Together with the Beats and rock music, this vocal minority of the “silent generation” heralded a youth movement that would explode in the 1960s.
Towards a New Left
The liberal-minded minority of American college students of the early sixties were lightly receptive to the idealism of the civil-rights movement. They were the opposite of “the silent generation“ of the 1950s and were determined to change this stereotype. Their icons from the fifties were the “Beat Poet“ Allen Ginsberg and pop culture rebels like Elvis “the Pelvis“ Presley and James Dean(“Rebel Without a Cause“) With the assassination of John F. Kennedy in 1963 they lost an idolized leader. They couldn´t identfy themselves with JFK´s successor Lyndon B. Johnson. They critizised his “Great Society “, his coarse personal style and above all his escalation of the Vietnam War. The initial momentum for the “New Left“ was contributed by the so-called “red-diaper babys“, the descendants of old-time socialists. The Students for a Democratic Society (SDS) elvolved from the League for Industrial Democracy. In 1962 Tom Hayden wrote its founding document, the Port Huron Statement, which issued a call for "participatory democracy" based on non-violent civil disobedience. The New Left opposed the prevailing authority structures in society, which it termed "The Establishment," and those who rejected this authority became known as "anti-Establishment." Loosely associated with the New Left was the Berkeley Free Speech Movement which began in 1964 as a coalition of student groups at the University of California, Berkeley which opposed restrictions to political activity on campus.By the end of 1966 the SDS became a leading organization of the antiwar movement on college campuses during the Vietnam War.The most popular of SDS’s rallying cries, “Make Love Not War!” became the motto for the antiwar movement. SDS organized draft-card burnings and disruptions of ROTC(reserve officers training classes)units. As opposition to the war grew stronger, the SDS became a nationally prominent political organization, but at the same time opposing the war became an overriding concern that overshadowed many of the original issues that inspired the New Left.
Youth- and Counterculture
The sense of estrangement and desire for a change led some youth want to remake society. Rejecting order, reason, monogamy, and social responsibility as “hangups,” some joined communes or tribes—group living arrangements so-called “contercultures“ in which the members renounced individualism, new consciousness and private property and sought to coexist in noncompetition and harmony.
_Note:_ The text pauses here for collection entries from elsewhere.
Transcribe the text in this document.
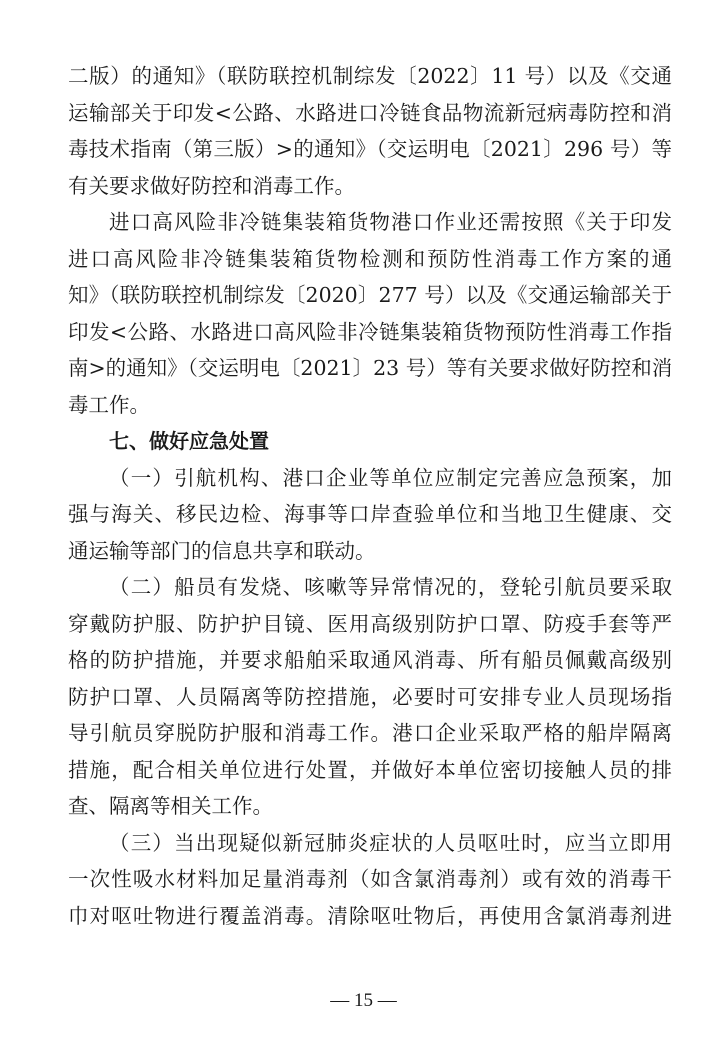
二版）的通知》（联防联控机制综发〔2022〕11 号）以及《交通
运输部关于印发<公路、水路进口冷链食品物流新冠病毒防控和消
毒技术指南（第三版）>的通知》（交运明电〔2021〕296 号）等
有关要求做好防控和消毒工作。
进口高风险非冷链集装箱货物港口作业还需按照《关于印发
进口高风险非冷链集装箱货物检测和预防性消毒工作方案的通
知》（联防联控机制综发〔2020〕277 号）以及《交通运输部关于
印发<公路、水路进口高风险非冷链集装箱货物预防性消毒工作指
南>的通知》（交运明电〔2021〕23 号）等有关要求做好防控和消
毒工作。
七、做好应急处置
（一）引航机构、港口企业等单位应制定完善应急预案，加
强与海关、移民边检、海事等口岸查验单位和当地卫生健康、交
通运输等部门的信息共享和联动。
（二）船员有发烧、咳嗽等异常情况的，登轮引航员要采取
穿戴防护服、防护护目镜、医用高级别防护口罩、防疫手套等严
格的防护措施，并要求船舶采取通风消毒、所有船员佩戴高级别
防护口罩、人员隔离等防控措施，必要时可安排专业人员现场指
导引航员穿脱防护服和消毒工作。港口企业采取严格的船岸隔离
措施，配合相关单位进行处置，并做好本单位密切接触人员的排
查、隔离等相关工作。
（三）当出现疑似新冠肺炎症状的人员呕吐时，应当立即用
一次性吸水材料加足量消毒剂（如含氯消毒剂）或有效的消毒干
巾对呕吐物进行覆盖消毒。清除呕吐物后，再使用含氯消毒剂进
— 15 —
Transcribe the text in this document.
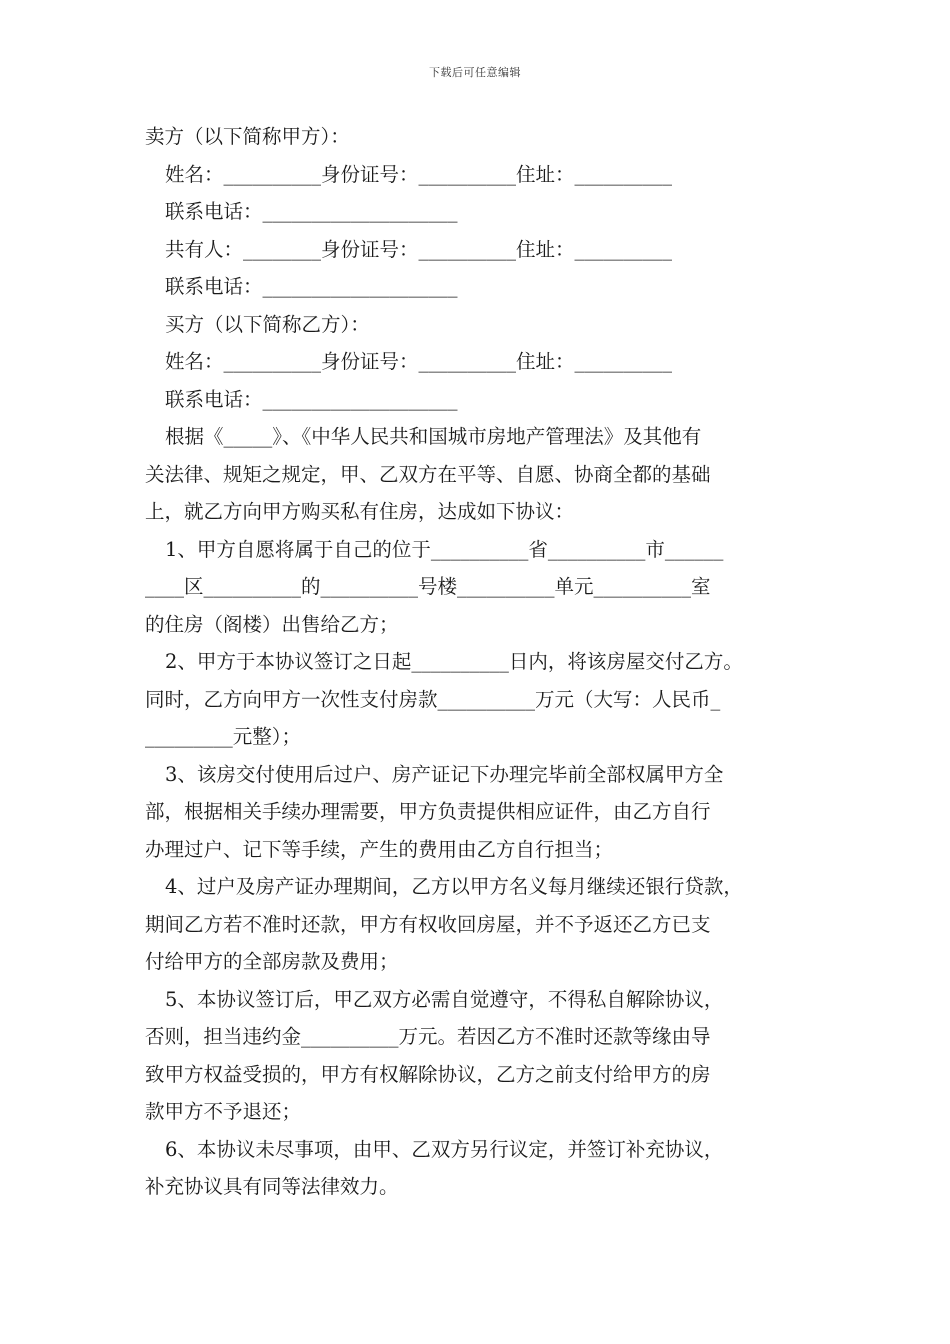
下载后可任意编辑
卖方（以下简称甲方）：
姓名：__________身份证号：__________住址：__________
联系电话：____________________
共有人：________身份证号：__________住址：__________
联系电话：____________________
买方（以下简称乙方）：
姓名：__________身份证号：__________住址：__________
联系电话：____________________
根据《_____》、《中华人民共和国城市房地产管理法》及其他有
关法律、规矩之规定，甲、乙双方在平等、自愿、协商全都的基础
上，就乙方向甲方购买私有住房，达成如下协议：
1、甲方自愿将属于自己的位于__________省__________市______
____区__________的__________号楼__________单元__________室
的住房（阁楼）出售给乙方；
2、甲方于本协议签订之日起__________日内，将该房屋交付乙方。
同时，乙方向甲方一次性支付房款__________万元（大写：人民币_
_________元整）；
3、该房交付使用后过户、房产证记下办理完毕前全部权属甲方全
部，根据相关手续办理需要，甲方负责提供相应证件，由乙方自行
办理过户、记下等手续，产生的费用由乙方自行担当；
4、过户及房产证办理期间，乙方以甲方名义每月继续还银行贷款，
期间乙方若不准时还款，甲方有权收回房屋，并不予返还乙方已支
付给甲方的全部房款及费用；
5、本协议签订后，甲乙双方必需自觉遵守，不得私自解除协议，
否则，担当违约金__________万元。若因乙方不准时还款等缘由导
致甲方权益受损的，甲方有权解除协议，乙方之前支付给甲方的房
款甲方不予退还；
6、本协议未尽事项，由甲、乙双方另行议定，并签订补充协议，
补充协议具有同等法律效力。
The quest for a new consciousness usually led to drugs(“you could take a trip without a ticket,”) Historian Theodore Roszak wrote in the late 1960s, “It would hardly seem an exaggeration to call what we see arising among the young a ‘counter culture’:meaning, a culture so radically disaffiliated from the mainstream assumptions of our society.” Experimenting with drugs would have a greater personal effect on more young Americans than the political activities of the New Left.Drug use came easy to a generation that had been conditioned to find happiness through consumption—one whose parents used nicotine and alcoholic beverages to make it through the day and depended on amphetamines and tranquilizers, society’s acceptable “uppers” and “downers.” The high priest of LSD was Timothy Leary, a former Harvard psychologist fired in 1963 for encouraging students to experiment with drugs—to “tune in, turn on, drop out.” Influenced by LSD’s reality-bending effects, the counterculture sought a world without rules, one in which magic and mysticism replaced science and reason.Bands like The Doors of Perception and the Grateful Dead, launched the San Francisco sound of “acid rock”—the perfect marriage of “sex, drugs, and rock-and-roll.” The counterculture celebrated its vision of a life of freedom and harmony for all on 3 days in August 1969, when nearly four hundred thousand young people gathered on farmland in New York’s Catskill Mountains for the Woodstock festival. They reveled for three days and nights in the music of dozens of rock stars, swam nude in the lake, and openly shared drugs, sexual partners, and their-contempt for the Establishment. The counterculture heralded the festival as the dawning of an era of love and peace, the Age of Aquarius.